Can you create a symlink called "gcc" pointing to "clang" and package that? To avoid modifying the source code.

-- 
/Jacob Carlborg
August 28, 2017
On Monday, 28 August 2017 at 06:19:35 UTC, Jacob Carlborg wrote:
> On 2017-08-27 00:31, Thomas Mader wrote:
>
>> You are right and I probably wouldn't be able to get that merged into upstream this way too.
>> 
>> The thing with Nix is that every dependency need to be fixed at build time and can't change anymore.
>> I was able to find the code where the path to gcc is searched for linking and I just replaced "gcc" with "clang" in driver/tool.cpp.
>> Since the CC environment flag is properly set by nix with the full path to clang, it can be found and no gcc is needed at all.
>
> Can you create a symlink called "gcc" pointing to "clang" and package that?

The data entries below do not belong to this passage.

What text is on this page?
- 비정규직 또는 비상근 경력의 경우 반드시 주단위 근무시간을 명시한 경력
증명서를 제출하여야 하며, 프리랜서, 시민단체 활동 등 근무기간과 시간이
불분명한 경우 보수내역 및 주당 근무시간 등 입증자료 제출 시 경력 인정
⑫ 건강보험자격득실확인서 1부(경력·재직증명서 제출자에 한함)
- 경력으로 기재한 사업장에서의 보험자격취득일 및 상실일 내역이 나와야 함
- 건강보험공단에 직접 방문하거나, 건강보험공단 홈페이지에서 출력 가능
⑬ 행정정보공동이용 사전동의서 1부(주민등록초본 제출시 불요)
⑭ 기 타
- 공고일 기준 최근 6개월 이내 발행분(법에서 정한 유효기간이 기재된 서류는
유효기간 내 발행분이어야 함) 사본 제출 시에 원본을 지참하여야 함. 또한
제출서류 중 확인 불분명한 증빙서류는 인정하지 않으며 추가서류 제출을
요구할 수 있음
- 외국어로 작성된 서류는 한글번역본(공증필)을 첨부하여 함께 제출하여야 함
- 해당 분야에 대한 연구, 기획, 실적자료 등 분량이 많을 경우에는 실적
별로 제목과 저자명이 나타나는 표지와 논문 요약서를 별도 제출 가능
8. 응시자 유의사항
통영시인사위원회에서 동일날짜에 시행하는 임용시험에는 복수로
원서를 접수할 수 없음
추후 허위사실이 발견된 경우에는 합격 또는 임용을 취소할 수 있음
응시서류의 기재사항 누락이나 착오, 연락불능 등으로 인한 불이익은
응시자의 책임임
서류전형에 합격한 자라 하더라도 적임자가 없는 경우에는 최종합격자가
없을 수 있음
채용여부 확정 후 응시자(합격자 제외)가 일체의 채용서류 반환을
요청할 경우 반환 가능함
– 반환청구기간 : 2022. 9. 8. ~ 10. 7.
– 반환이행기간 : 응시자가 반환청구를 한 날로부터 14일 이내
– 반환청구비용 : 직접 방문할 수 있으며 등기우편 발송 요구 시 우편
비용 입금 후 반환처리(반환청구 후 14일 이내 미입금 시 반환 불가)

To avoid modifying the source code.

This seems to be an unnecessary redirection and isn't the way such things are handled in Nix AFAIK.
I need to patch sources any way because there are other inpure paths in phobos too.

See the package for dmd for example: https://github.com/NixOS/nixpkgs/blob/master/pkgs/development/compilers/dmd/default.nix#L44-L65

But I see that it's a problem to directly use clang because without wrapping there might go something wrong.
But if clang wouldn't be supported directly the FreeBSD condition would be wrong too.
So with my current knowledge I would suggest that I open a PR to add a condition for OSX with clang too.